- Born: May 28, 1990 (age 36) Queens, New York, U.S.
- Years active: 2013–present
- Height: 5 ft 1 in (155 cm)

= Mia Li =

American pornographic actress (born 1990)

Mia Li (born May 28, 1990), also known professionally as Mia Little, is an American pornographic actress and activist. Having over 270 performance credits as an adult actress, Li has also been noted for her efforts to increase transparency about the adult industry, as well as being an activist for adult film stars.

== Early and personal life ==
Born to a conservative Filipino family from Queens, Li stated she never received sex education beyond being told not to have it.

Outside of adult films, Li is a fan of rock climbing, ukulele, and sharing content about food and the adult film industry on her personal YouTube.

== Career ==
Li began her career in the adult film industry in 2011.
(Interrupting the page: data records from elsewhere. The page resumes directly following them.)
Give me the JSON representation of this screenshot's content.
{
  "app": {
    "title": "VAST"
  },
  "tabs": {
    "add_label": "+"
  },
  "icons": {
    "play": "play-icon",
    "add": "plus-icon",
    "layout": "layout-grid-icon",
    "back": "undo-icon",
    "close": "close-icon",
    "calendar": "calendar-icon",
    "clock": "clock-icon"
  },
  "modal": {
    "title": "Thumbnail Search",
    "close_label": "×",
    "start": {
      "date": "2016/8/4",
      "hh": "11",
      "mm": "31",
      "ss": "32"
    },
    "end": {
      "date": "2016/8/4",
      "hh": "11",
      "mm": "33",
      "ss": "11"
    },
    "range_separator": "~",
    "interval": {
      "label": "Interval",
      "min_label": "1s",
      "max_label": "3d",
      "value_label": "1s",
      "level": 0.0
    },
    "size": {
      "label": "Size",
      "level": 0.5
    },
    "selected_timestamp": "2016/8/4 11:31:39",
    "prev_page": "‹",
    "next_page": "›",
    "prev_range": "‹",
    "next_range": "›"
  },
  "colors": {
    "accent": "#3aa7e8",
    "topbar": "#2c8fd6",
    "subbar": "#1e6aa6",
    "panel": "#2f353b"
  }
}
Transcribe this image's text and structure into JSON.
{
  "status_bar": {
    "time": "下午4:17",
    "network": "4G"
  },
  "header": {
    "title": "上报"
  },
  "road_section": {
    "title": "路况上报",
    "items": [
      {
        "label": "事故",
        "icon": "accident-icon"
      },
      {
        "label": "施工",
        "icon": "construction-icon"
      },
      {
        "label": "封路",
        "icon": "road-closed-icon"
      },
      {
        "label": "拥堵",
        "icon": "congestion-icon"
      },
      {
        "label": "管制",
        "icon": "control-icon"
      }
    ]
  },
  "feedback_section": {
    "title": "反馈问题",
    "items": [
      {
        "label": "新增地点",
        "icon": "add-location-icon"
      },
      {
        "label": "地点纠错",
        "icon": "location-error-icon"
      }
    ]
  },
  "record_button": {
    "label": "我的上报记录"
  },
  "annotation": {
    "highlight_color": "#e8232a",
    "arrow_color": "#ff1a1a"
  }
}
She signed with Ikigai Marketing & PR in November 2017. In 2025, she was nominated in the 7th annual Pornhub Awards.

=== Activism ===
Li has previously served as the president of the Adult Performer Advocacy Committee. While in her role, commenting on the death of actress August Ames, Li spoke out about homophobia within the adult film industry and society at-large, the necessity for more openness and transparency about mental illness and drug addiction in the industry, and criticized the gig economy nature of the porn industry. She was openly opposed to California's Safer Sex in the Adult Film Industry Act.

Li has also hosted seminars at Claremont McKenna College discussing sex and BDSM, as well as a sex education seminar at a UCSD fraternity with Tasha Reign.